Primera, renunciar a tirarse los platos a la cabeza ante cualquier asunto porque los tiestos los pagamos los españoles.

Segunda, y sé bien lo que digo, en no pocas ocasiones el político debe enfrentarse a su propio partido para no renunciar al juramento o promesa contraída con sus representados, so pena de incurrir en indignidad personal.
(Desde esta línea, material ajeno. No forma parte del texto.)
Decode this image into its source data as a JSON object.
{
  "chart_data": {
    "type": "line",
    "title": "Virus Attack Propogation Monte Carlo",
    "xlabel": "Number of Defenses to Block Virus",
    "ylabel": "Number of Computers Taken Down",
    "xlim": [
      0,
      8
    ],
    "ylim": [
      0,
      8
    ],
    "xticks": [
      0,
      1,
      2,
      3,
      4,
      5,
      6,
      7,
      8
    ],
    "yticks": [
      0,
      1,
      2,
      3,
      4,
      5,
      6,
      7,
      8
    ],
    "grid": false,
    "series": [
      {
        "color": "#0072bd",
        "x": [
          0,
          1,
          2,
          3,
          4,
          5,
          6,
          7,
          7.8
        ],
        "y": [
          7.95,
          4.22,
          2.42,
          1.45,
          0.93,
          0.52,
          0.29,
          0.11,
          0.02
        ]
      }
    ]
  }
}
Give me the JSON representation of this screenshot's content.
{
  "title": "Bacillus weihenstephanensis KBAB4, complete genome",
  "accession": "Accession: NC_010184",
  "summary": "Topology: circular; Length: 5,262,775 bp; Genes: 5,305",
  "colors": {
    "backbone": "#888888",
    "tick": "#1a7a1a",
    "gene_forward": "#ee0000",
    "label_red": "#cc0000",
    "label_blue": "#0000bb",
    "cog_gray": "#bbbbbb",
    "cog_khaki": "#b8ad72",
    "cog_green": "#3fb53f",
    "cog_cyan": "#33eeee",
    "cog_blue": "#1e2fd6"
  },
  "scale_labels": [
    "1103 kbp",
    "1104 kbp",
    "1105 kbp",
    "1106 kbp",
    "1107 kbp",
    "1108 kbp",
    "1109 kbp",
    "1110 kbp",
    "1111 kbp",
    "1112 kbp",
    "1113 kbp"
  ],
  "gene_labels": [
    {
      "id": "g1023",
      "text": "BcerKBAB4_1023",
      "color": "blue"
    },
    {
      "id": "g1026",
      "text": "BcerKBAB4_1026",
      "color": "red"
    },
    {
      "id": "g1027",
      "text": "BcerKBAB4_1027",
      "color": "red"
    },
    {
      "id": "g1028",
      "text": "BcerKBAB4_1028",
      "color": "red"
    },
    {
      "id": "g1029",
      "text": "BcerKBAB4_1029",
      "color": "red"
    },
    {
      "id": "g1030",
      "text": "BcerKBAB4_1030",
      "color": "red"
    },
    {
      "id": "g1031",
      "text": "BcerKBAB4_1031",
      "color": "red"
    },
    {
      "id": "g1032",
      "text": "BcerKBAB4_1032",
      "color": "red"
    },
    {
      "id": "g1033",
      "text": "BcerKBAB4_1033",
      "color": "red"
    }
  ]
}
No es difícil cumplimentar esta práctica si se tiene un oficio y no hay ‘problemas de estómago’.

Tercera, los partidos tienen que abandonar la costumbre de ofender a diario a los adversarios políticos, como el uso cotidiano de sentirse permanentemente ofendidos por otros, porque al emular a la Cofradía del Santo Reproche, de Sabina, en 19 días y 500 noches, terminarán como un perro de nadie ladrando a las puertas del cielo, con un neceser con agravios, la miel en los labios y escarcha en el pelo, tal acontece a un determinado partido tras las elecciones catalanas.

Para entender lo que acabo de exponer solo hace falta un mínimo de madurez personal; el problema estriba en que, con la mayor crisis padecida en democracia, España está en manos de quienes por su propia naturaleza habrían de ser considerados libres de culpa, y la sociedad que los invistió, como castigo divino, seguir soportándolos a diario.

¡Qué cansera! Y a todo esto yo sin saber cuándo me toca la vacuna.